Over 45 miles of rough gravel roads, singletrack, and high altitude (over 10,500′), the only time I was aware of the pack was when I stopped to retrieve food for the kid. It was rock solid, with nary a wiggle or rattle on a course better suited to a 29er.
Suffice to say, it was exactly as it should be: unobtrusive.
OK, not really any major issues with the setup. I noticed that one corner of the bag’s fabric was a bit abraded from contact with the shipping carton, but I got presidential and used a Sharpie to color it back in. The instruction sheets need to be fleshed out and made more clear for the less mechanically-inclined MAMILs out there. I’d like to see more reflective stripes or fabric colors (also, one stripe was delaminating from the fabric, but this is pretty common with reflective stuff). I know basic black goes with everything, including being hit by a car.
Over the course of the ride, the thru-axle loosened by about 1/2 turn, not enough to create a problem, but enough to introduce some rattle and brake rub in the rear wheel. However, this is minor and is common on thru-axles, especially with new ones.
It might be cool if they added additional bottle mounts in future versions (or bolt-on collars for current ones), and maybe a longer reaching seatpost clamp to move it aftwards a bit as I occasionally felt it contact my impressive MAMILilain hamstrings.
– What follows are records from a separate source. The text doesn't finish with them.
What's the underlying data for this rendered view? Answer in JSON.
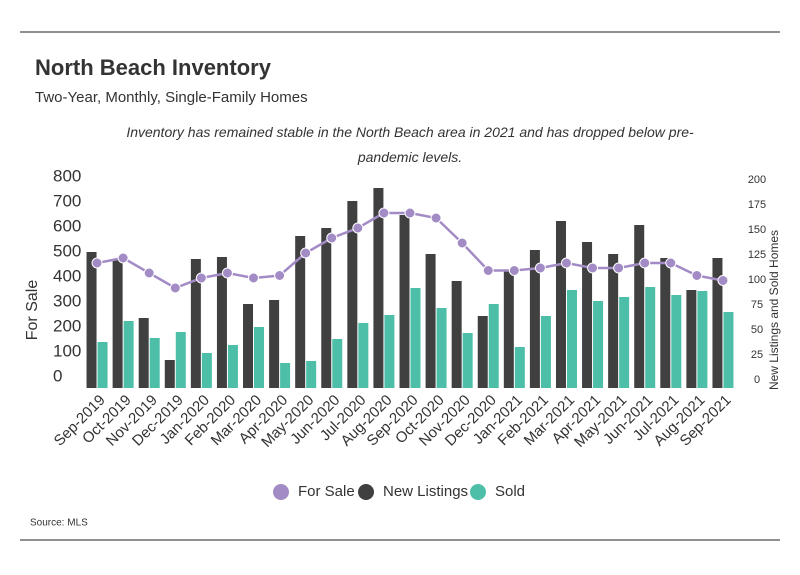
{
  "chart_data": {
    "type": "bar_line",
    "title": "North Beach Inventory",
    "subtitle": "Two-Year, Monthly, Single-Family Homes",
    "annotation": "Inventory has remained stable in the North Beach area in 2021 and has dropped below pre-pandemic levels.",
    "source": "Source:  MLS",
    "ylabel": "For Sale",
    "y2label": "New Listings and Sold Homes",
    "categories": [
      "Sep-2019",
      "Oct-2019",
      "Nov-2019",
      "Dec-2019",
      "Jan-2020",
      "Feb-2020",
      "Mar-2020",
      "Apr-2020",
      "May-2020",
      "Jun-2020",
      "Jul-2020",
      "Aug-2020",
      "Sep-2020",
      "Oct-2020",
      "Nov-2020",
      "Dec-2020",
      "Jan-2021",
      "Feb-2021",
      "Mar-2021",
      "Apr-2021",
      "May-2021",
      "Jun-2021",
      "Jul-2021",
      "Aug-2021",
      "Sep-2021"
    ],
    "series": [
      {
        "name": "For Sale",
        "type": "line",
        "axis": "y",
        "color": "#a38cc6",
        "values": [
          500,
          520,
          460,
          400,
          440,
          460,
          440,
          450,
          540,
          600,
          640,
          700,
          700,
          680,
          580,
          470,
          470,
          480,
          500,
          480,
          480,
          500,
          500,
          450,
          430
        ]
      },
      {
        "name": "New Listings",
        "type": "bar",
        "axis": "y2",
        "color": "#404040",
        "values": [
          136,
          128,
          70,
          28,
          129,
          131,
          84,
          88,
          152,
          160,
          187,
          200,
          173,
          134,
          107,
          72,
          118,
          138,
          167,
          146,
          134,
          163,
          130,
          98,
          130
        ]
      },
      {
        "name": "Sold",
        "type": "bar",
        "axis": "y2",
        "color": "#4dbfa9",
        "values": [
          46,
          67,
          50,
          56,
          35,
          43,
          61,
          25,
          27,
          49,
          65,
          73,
          100,
          80,
          55,
          84,
          41,
          72,
          98,
          87,
          91,
          101,
          93,
          97,
          76
        ]
      }
    ],
    "ylim": [
      0,
      800
    ],
    "yticks": [
      0,
      100,
      200,
      300,
      400,
      500,
      600,
      700,
      800
    ],
    "y2lim": [
      0,
      200
    ],
    "y2ticks": [
      0,
      25,
      50,
      75,
      100,
      125,
      150,
      175,
      200
    ],
    "grid": false,
    "legend": "bottom"
  }
}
However, my substantial bulk aside, I was pretty much unaware of the Tailfin AeroPack’s presence.
I did not test the waterproofiness of the fabric, what with living in a high altitude desert and all, but the airtightness of the pack was evident whenever I rolled the top closed. Opening the access zipper on the side was critical. It also was able to capture a hornet at lunch and deliver it alive and somewhat irritated to the bar at the end of the ride, much to the surprise of my son, who was the first to greet the hornet while searching for an orange in the depths of the pack.
Those items said, the Tailfin Aeropack is rock solid, well made, and will be a standard part of my travel kit. It’s also calling to me to be used for some credit-card touring (a recent camping trip reminded me that sleeping on the ground is best left to younger spines). As purchasing a single lightweight hipster-friendly bikepacking tent is worth several nights in well-appointed hotels with decent lobby bars, I am willing to forgo the rustic adventures in favor of good rides with an adequate amount of gear and a well-made bed. Just because I still own titanium cookware and an itty-bitty stove does not obligate me to use them and take up valuable space where my hot-tub trunks go (you can only call them swim trunks if you actually swim in them).
As I search out the multi-day rides, the Tailfin AeroPack will be a critical part of the kit, and I am looking forward to more adventures with it on the bike.